On December 26, Russian Foreign Minister Sergei Lavrov raised the prospect of regime change in Kiev, saying, “Our proposals for the demilitarization and denazification of the territories controlled by the [Ukrainian] regime, the elimination of threats to Russia’s security emanating from there, including our new lands, are well known to the enemy… The point is simple: Fulfil them for your own good. Otherwise, the issue will be decided by the Russian army.”

On December 25, Dmitry Medvedev, the deputy chairman of the Security Council of the Russian Federation, for the first time suggested that Russia might carry out a preemptive strike against the US and its allies.

“The only thing that stops our enemies today is the understanding that Russia will be guided by the Fundamentals of the State Policy of the Russian Federation in the field of nuclear deterrence. And if there is a real threat, it will act on them,” Medvedev wrote in an 4,500-word article for the Rossiiskaya Gazeta.

“The trouble is that in this case, no one will subsequently figure out what it was—a retaliatory strike or a preventive one. This, of course, frightens Western benefactors, who for a long time inspired the Ukrainian political rabble with the illusion of invulnerability and impunity in exchange for complete obedience. Therefore, the Western world is balancing between a burning desire to maximally humiliate, offend, dismember and destroy Russia, on the one hand, and the desire to avoid a nuclear apocalypse, on the other.”

He asked, “Is the West ready to unleash a fully-fledged war against us, including a nuclear war, at the hands of Kyiv?”

While Zelensky had previously raised the prospect of a preemptive nuclear strike against Russia, this is the first time Russian officials had used such language with regard to the US.

“What should NATO do? Eliminate the possibility of Russia using nuclear weapons,” Zelensky said on October 7. “We need preventive strikes, so they know what will happen to them if they use nukes, and not the other way around.”

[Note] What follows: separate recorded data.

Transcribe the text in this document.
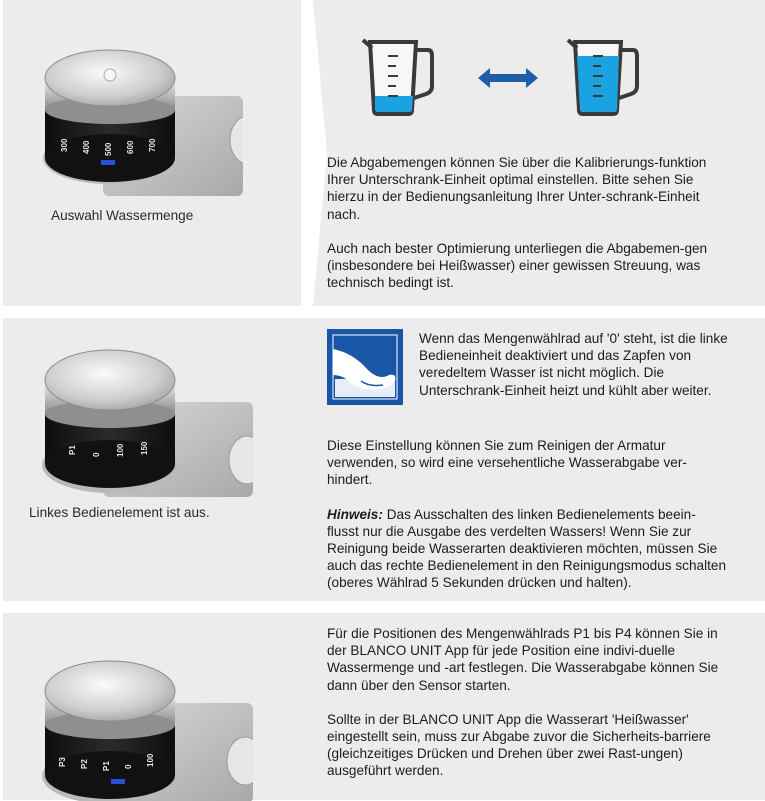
300 400 500 600 700
Auswahl Wassermenge

Die Abgabemengen können Sie über die Kalibrierungs-funktion Ihrer Unterschrank-Einheit optimal einstellen. Bitte sehen Sie hierzu in der Bedienungsanleitung Ihrer Unter-schrank-Einheit nach.

Auch nach bester Optimierung unterliegen die Abgabemen-gen (insbesondere bei Heißwasser) einer gewissen Streuung, was technisch bedingt ist.

P1 0 100 150
Linkes Bedienelement ist aus.
Wenn das Mengenwählrad auf '0' steht, ist die linke Bedieneinheit deaktiviert und das Zapfen von veredeltem Wasser ist nicht möglich. Die Unterschrank-Einheit heizt und kühlt aber weiter.

Diese Einstellung können Sie zum Reinigen der Armatur verwenden, so wird eine versehentliche Wasserabgabe ver-hindert.

Hinweis: Das Ausschalten des linken Bedienelements beein-flusst nur die Ausgabe des verdelten Wassers! Wenn Sie zur Reinigung beide Wasserarten deaktivieren möchten, müssen Sie auch das rechte Bedienelement in den Reinigungsmodus schalten (oberes Wählrad 5 Sekunden drücken und halten).

P3 P2 P1 0 100

Für die Positionen des Mengenwählrads P1 bis P4 können Sie in der BLANCO UNIT App für jede Position eine indivi-duelle Wassermenge und -art festlegen. Die Wasserabgabe können Sie dann über den Sensor starten.

Sollte in der BLANCO UNIT App die Wasserart 'Heißwasser' eingestellt sein, muss zur Abgabe zuvor die Sicherheits-barriere (gleichzeitiges Drücken und Drehen über zwei Rast-ungen) ausgeführt werden.
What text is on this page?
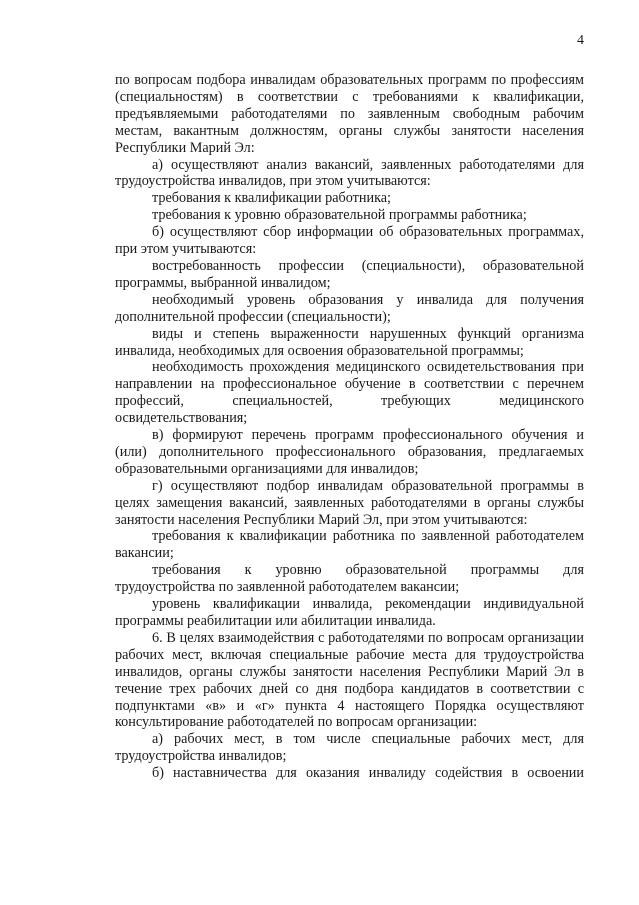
4

по вопросам подбора инвалидам образовательных программ по профессиям (специальностям) в соответствии с требованиями к квалификации, предъявляемыми работодателями по заявленным свободным рабочим местам, вакантным должностям, органы службы занятости населения Республики Марий Эл:

а) осуществляют анализ вакансий, заявленных работодателями для трудоустройства инвалидов, при этом учитываются:

требования к квалификации работника;

требования к уровню образовательной программы работника;

б) осуществляют сбор информации об образовательных программах, при этом учитываются:

востребованность профессии (специальности), образовательной программы, выбранной инвалидом;

необходимый уровень образования у инвалида для получения дополнительной профессии (специальности);

виды и степень выраженности нарушенных функций организма инвалида, необходимых для освоения образовательной программы;

необходимость прохождения медицинского освидетельствования при направлении на профессиональное обучение в соответствии с перечнем профессий, специальностей, требующих медицинского освидетельствования;

в) формируют перечень программ профессионального обучения и (или) дополнительного профессионального образования, предлагаемых образовательными организациями для инвалидов;

г) осуществляют подбор инвалидам образовательной программы в целях замещения вакансий, заявленных работодателями в органы службы занятости населения Республики Марий Эл, при этом учитываются:

требования к квалификации работника по заявленной работодателем вакансии;

требования к уровню образовательной программы для трудоустройства по заявленной работодателем вакансии;

уровень квалификации инвалида, рекомендации индивидуальной программы реабилитации или абилитации инвалида.

6. В целях взаимодействия с работодателями по вопросам организации рабочих мест, включая специальные рабочие места для трудоустройства инвалидов, органы службы занятости населения Республики Марий Эл в течение трех рабочих дней со дня подбора кандидатов в соответствии с подпунктами «в» и «г» пункта 4 настоящего Порядка осуществляют консультирование работодателей по вопросам организации:

а) рабочих мест, в том числе специальные рабочих мест, для трудоустройства инвалидов;

б) наставничества для оказания инвалиду содействия в освоении
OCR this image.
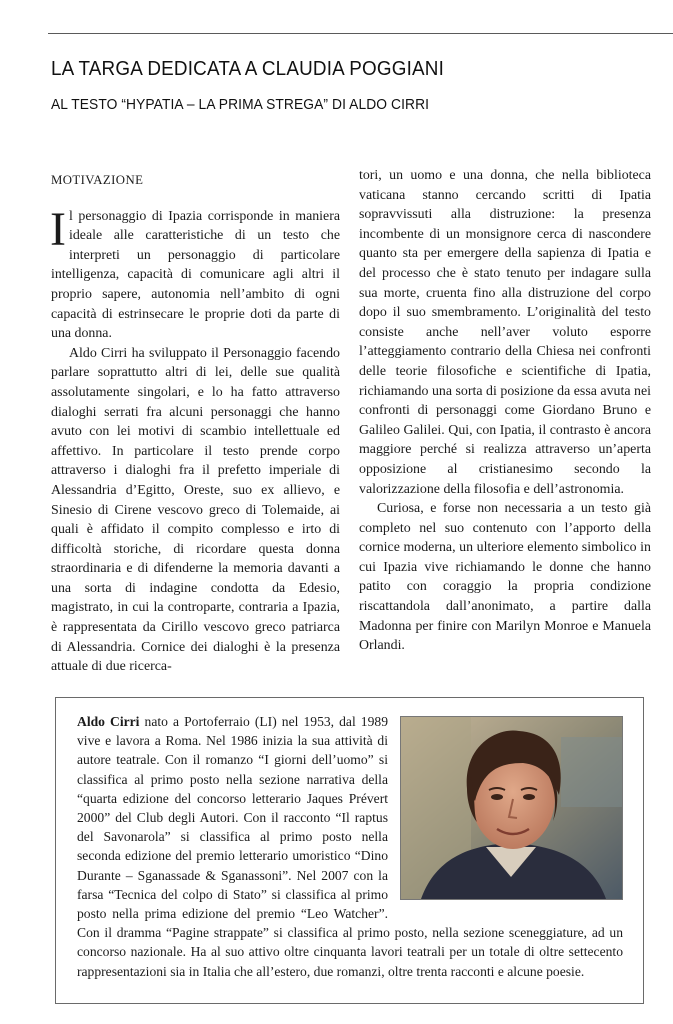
LA TARGA DEDICATA A CLAUDIA POGGIANI
AL TESTO “HYPATIA – LA PRIMA STREGA” DI ALDO CIRRI

MOTIVAZIONE

Il personaggio di Ipazia corrisponde in maniera ideale alle caratteristiche di un testo che interpreti un personaggio di particolare intelligenza, capacità di comunicare agli altri il proprio sapere, autonomia nell’ambito di ogni capacità di estrinsecare le proprie doti da parte di una donna.

Aldo Cirri ha sviluppato il Personaggio facendo parlare soprattutto altri di lei, delle sue qualità assolutamente singolari, e lo ha fatto attraverso dialoghi serrati fra alcuni personaggi che hanno avuto con lei motivi di scambio intellettuale ed affettivo. In particolare il testo prende corpo attraverso i dialoghi fra il prefetto imperiale di Alessandria d’Egitto, Oreste, suo ex allievo, e Sinesio di Cirene vescovo greco di Tolemaide, ai quali è affidato il compito complesso e irto di difficoltà storiche, di ricordare questa donna straordinaria e di difenderne la memoria davanti a una sorta di indagine condotta da Edesio, magistrato, in cui la controparte, contraria a Ipazia, è rappresentata da Cirillo vescovo greco patriarca di Alessandria. Cornice dei dialoghi è la presenza attuale di due ricerca-

tori, un uomo e una donna, che nella biblioteca vaticana stanno cercando scritti di Ipatia sopravvissuti alla distruzione: la presenza incombente di un monsignore cerca di nascondere quanto sta per emergere della sapienza di Ipatia e del processo che è stato tenuto per indagare sulla sua morte, cruenta fino alla distruzione del corpo dopo il suo smembramento. L’originalità del testo consiste anche nell’aver voluto esporre l’atteggiamento contrario della Chiesa nei confronti delle teorie filosofiche e scientifiche di Ipatia, richiamando una sorta di posizione da essa avuta nei confronti di personaggi come Giordano Bruno e Galileo Galilei. Qui, con Ipatia, il contrasto è ancora maggiore perché si realizza attraverso un’aperta opposizione al cristianesimo secondo la valorizzazione della filosofia e dell’astronomia.

Curiosa, e forse non necessaria a un testo già completo nel suo contenuto con l’apporto della cornice moderna, un ulteriore elemento simbolico in cui Ipazia vive richiamando le donne che hanno patito con coraggio la propria condizione riscattandola dall’anonimato, a partire dalla Madonna per finire con Marilyn Monroe e Manuela Orlandi.

Aldo Cirri nato a Portoferraio (LI) nel 1953, dal 1989 vive e lavora a Roma. Nel 1986 inizia la sua attività di autore teatrale. Con il romanzo “I giorni dell’uomo” si classifica al primo posto nella sezione narrativa della “quarta edizione del concorso letterario Jaques Prévert 2000” del Club degli Autori. Con il racconto “Il raptus del Savonarola” si classifica al primo posto nella seconda edizione del premio letterario umoristico “Dino Durante – Sganassade & Sganassoni”. Nel 2007 con la farsa “Tecnica del colpo di Stato” si classifica al primo posto nella prima edizione del premio “Leo Watcher”. Con il dramma “Pagine strappate” si classifica al primo posto, nella sezione sceneggiature, ad un concorso nazionale. Ha al suo attivo oltre cinquanta lavori teatrali per un totale di oltre settecento rappresentazioni sia in Italia che all’estero, due romanzi, oltre trenta racconti e alcune poesie.
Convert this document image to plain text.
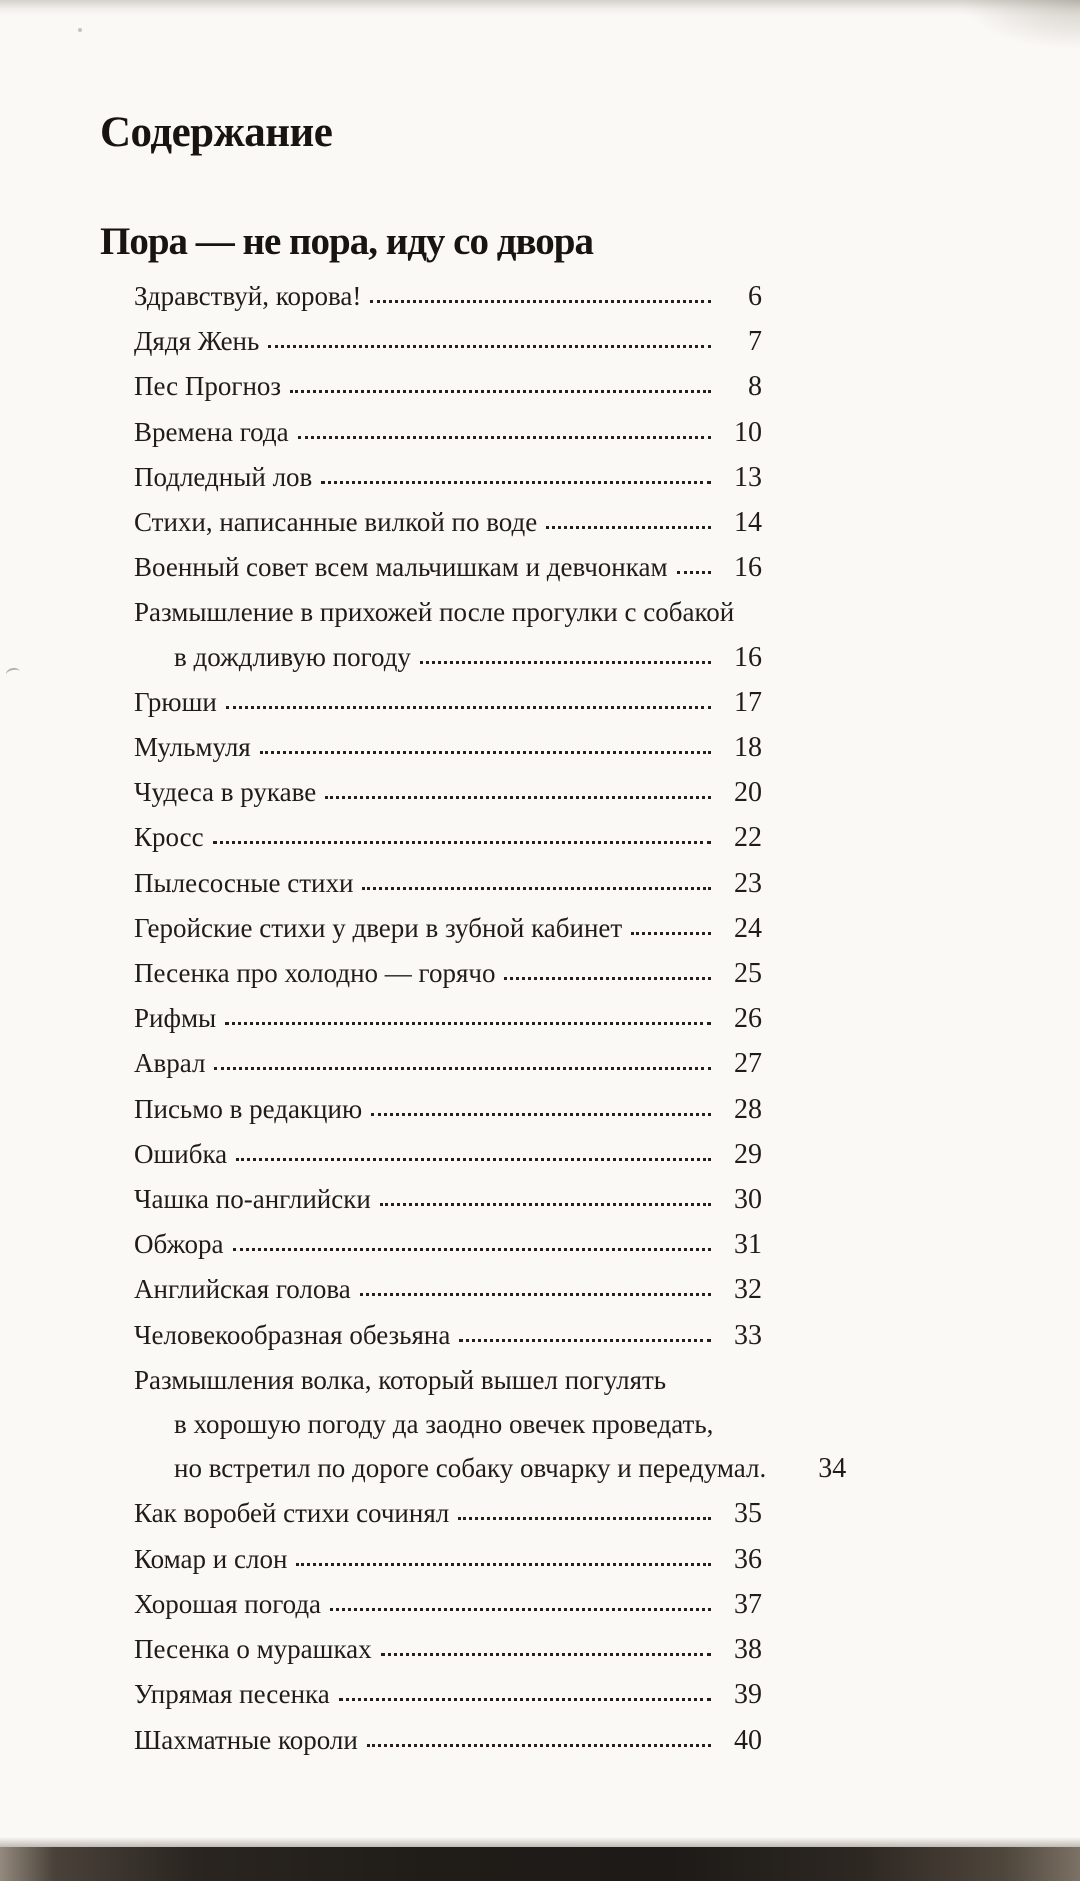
Содержание
Пора — не пора, иду со двора
Здравствуй, корова!	6
Дядя Жень	7
Пес Прогноз	8
Времена года	10
Подледный лов	13
Стихи, написанные вилкой по воде	14
Военный совет всем мальчишкам и девчонкам	16
Размышление в прихожей после прогулки с собакой
в дождливую погоду	16
Грюши	17
Мульмуля	18
Чудеса в рукаве	20
Кросс	22
Пылесосные стихи	23
Геройские стихи у двери в зубной кабинет	24
Песенка про холодно — горячо	25
Рифмы	26
Аврал	27
Письмо в редакцию	28
Ошибка	29
Чашка по-английски	30
Обжора	31
Английская голова	32
Человекообразная обезьяна	33
Размышления волка, который вышел погулять
в хорошую погоду да заодно овечек проведать,
но встретил по дороге собаку овчарку и передумал.	34
Как воробей стихи сочинял	35
Комар и слон	36
Хорошая погода	37
Песенка о мурашках	38
Упрямая песенка	39
Шахматные короли	40
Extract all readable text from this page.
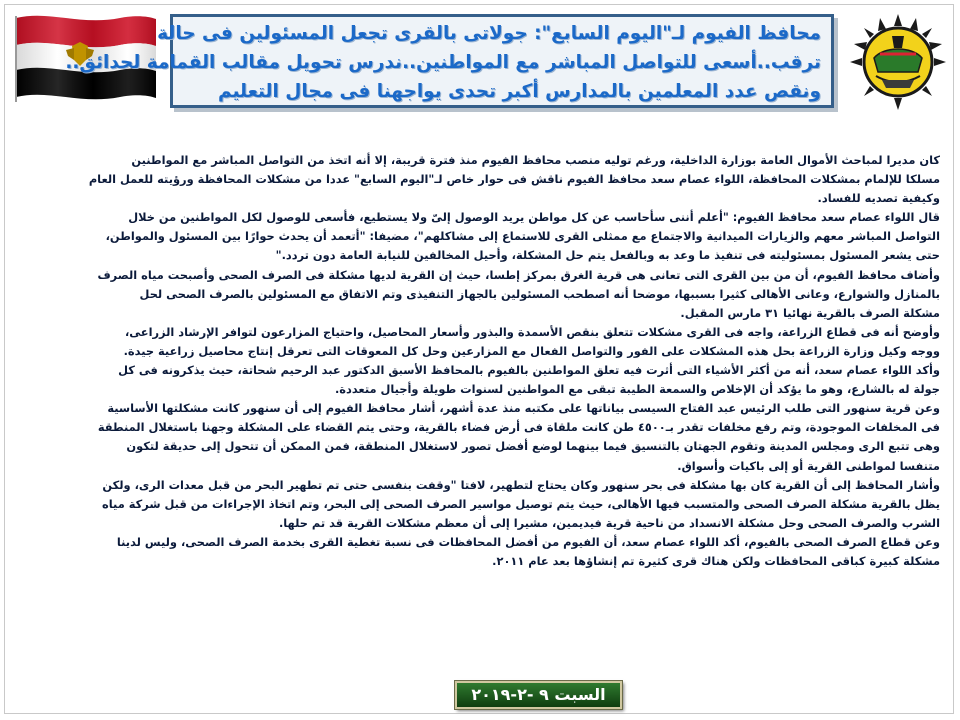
محافظ الفيوم لـ"اليوم السابع": جولاتى بالقرى تجعل المسئولين فى حالة
ترقب..أسعى للتواصل المباشر مع المواطنين..ندرس تحويل مقالب القمامة لحدائق..
ونقص عدد المعلمين بالمدارس أكبر تحدى يواجهنا فى مجال التعليم
كان مديرا لمباحث الأموال العامة بوزارة الداخلية، ورغم توليه منصب محافظ الفيوم منذ فترة قريبة، إلا أنه اتخذ من التواصل المباشر مع المواطنين
مسلكا للإلمام بمشكلات المحافظة، اللواء عصام سعد محافظ الفيوم ناقش فى حوار خاص لـ"اليوم السابع" عددا من مشكلات المحافظة ورؤيته للعمل العام
وكيفية تصديه للفساد.
قال اللواء عصام سعد محافظ الفيوم: "أعلم أننى سأحاسب عن كل مواطن يريد الوصول إلىّ ولا يستطيع، فأسعى للوصول لكل المواطنين من خلال
التواصل المباشر معهم والزيارات الميدانية والاجتماع مع ممثلى القرى للاستماع إلى مشاكلهم"، مضيفا: "أتعمد أن يحدث حوارًا بين المسئول والمواطن،
حتى يشعر المسئول بمسئوليته فى تنفيذ ما وعد به وبالفعل يتم حل المشكلة، وأحيل المخالفين للنيابة العامة دون تردد."
وأضاف محافظ الفيوم، أن من بين القرى التى تعانى هى قرية الغرق بمركز إطسا، حيث إن القرية لديها مشكلة فى الصرف الصحى وأصبحت مياه الصرف
بالمنازل والشوارع، وعانى الأهالى كثيرا بسببها، موضحا أنه اصطحب المسئولين بالجهاز التنفيذى وتم الاتفاق مع المسئولين بالصرف الصحى لحل
مشكلة الصرف بالقرية نهائيا ٣١ مارس المقبل.
وأوضح أنه فى قطاع الزراعة، واجه فى القرى مشكلات تتعلق بنقص الأسمدة والبذور وأسعار المحاصيل، واحتياج المزارعون لتوافر الإرشاد الزراعى،
ووجه وكيل وزارة الزراعة بحل هذه المشكلات على الفور والتواصل الفعال مع المزارعين وحل كل المعوقات التى تعرقل إنتاج محاصيل زراعية جيدة.
وأكد اللواء عصام سعد، أنه من أكثر الأشياء التى أثرت فيه تعلق المواطنين بالفيوم بالمحافظ الأسبق الدكتور عبد الرحيم شحاتة، حيث يذكرونه فى كل
جولة له بالشارع، وهو ما يؤكد أن الإخلاص والسمعة الطيبة تبقى مع المواطنين لسنوات طويلة وأجيال متعددة.
وعن قرية سنهور التى طلب الرئيس عبد الفتاح السيسى بياناتها على مكتبه منذ عدة أشهر، أشار محافظ الفيوم إلى أن سنهور كانت مشكلتها الأساسية
فى المخلفات الموجودة، وتم رفع مخلفات تقدر بـ٤٥٠٠ طن كانت ملقاة فى أرض فضاء بالقرية، وحتى يتم القضاء على المشكلة وجهنا باستغلال المنطقة
وهى تتبع الرى ومجلس المدينة وتقوم الجهتان بالتنسيق فيما بينهما لوضع أفضل تصور لاستغلال المنطقة، فمن الممكن أن تتحول إلى حديقة لتكون
متنفسا لمواطنى القرية أو إلى باكيات وأسواق.
وأشار المحافظ إلى أن القرية كان بها مشكلة فى بحر سنهور وكان يحتاج لتطهير، لافتا "وقفت بنفسى حتى تم تطهير البحر من قبل معدات الرى، ولكن
يظل بالقرية مشكلة الصرف الصحى والمتسبب فيها الأهالى، حيث يتم توصيل مواسير الصرف الصحى إلى البحر، وتم اتخاذ الإجراءات من قبل شركة مياه
الشرب والصرف الصحى وحل مشكلة الانسداد من ناحية قرية فيديمين، مشيرا إلى أن معظم مشكلات القرية قد تم حلها.
وعن قطاع الصرف الصحى بالفيوم، أكد اللواء عصام سعد، أن الفيوم من أفضل المحافظات فى نسبة تغطية القرى بخدمة الصرف الصحى، وليس لدينا
مشكلة كبيرة كباقى المحافظات ولكن هناك قرى كثيرة تم إنشاؤها بعد عام ٢٠١١.
السبت ٩ -٢-٢٠١٩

Critically, Zelensky made these comments the same day that Biden warned that human civilization faces the “prospect of Armageddon” over the escalation of the war.

Ahead of Zelensky’s visit to the US last week, the Ukrainian president doubled down on his statements that Ukraine’s goal in the war is to retake Crimea. While in 2021 Ukraine pledged to militarily retake the territory, which was annexed by Russia in 2014, Ukrainian officials had not publicly made this demand in the earlier part of the war in order to portray their role in the conflict as defensive.

Ahead of his address to Congress, Zelensky said in a television address, “This is our Luhansk region, this is our south of Ukraine, this is our Crimea.” He added, “Ukraine will leave nothing of its own to the enemy.”

In an interview last week with the Economist, Zelensky was asked about his evolving definition of victory.

The magazine inquired, “At the start of the war we asked you: ‘What is victory?’ And your answer was: ‘Saving as many lives as possible. Because land is good, but it is only territory. Without people it means nothing.’ How has your sense of victory changed?”

In response, Zelensky doubled down on his declaration that Ukraine’s aim is to retake Crimea. Asked what “price would be too high” for Ukraine to advance “to the 1991 borders,” Zelensky made clear that his aim was to fully retake the peninsula, no matter the cost.

With the United States massively expanding its involvement in the conflict, the world faces the horrifying prospect that the 200,000 military and civilian casualties suffered by both sides in the course of the war in 2022 could be just a downpayment.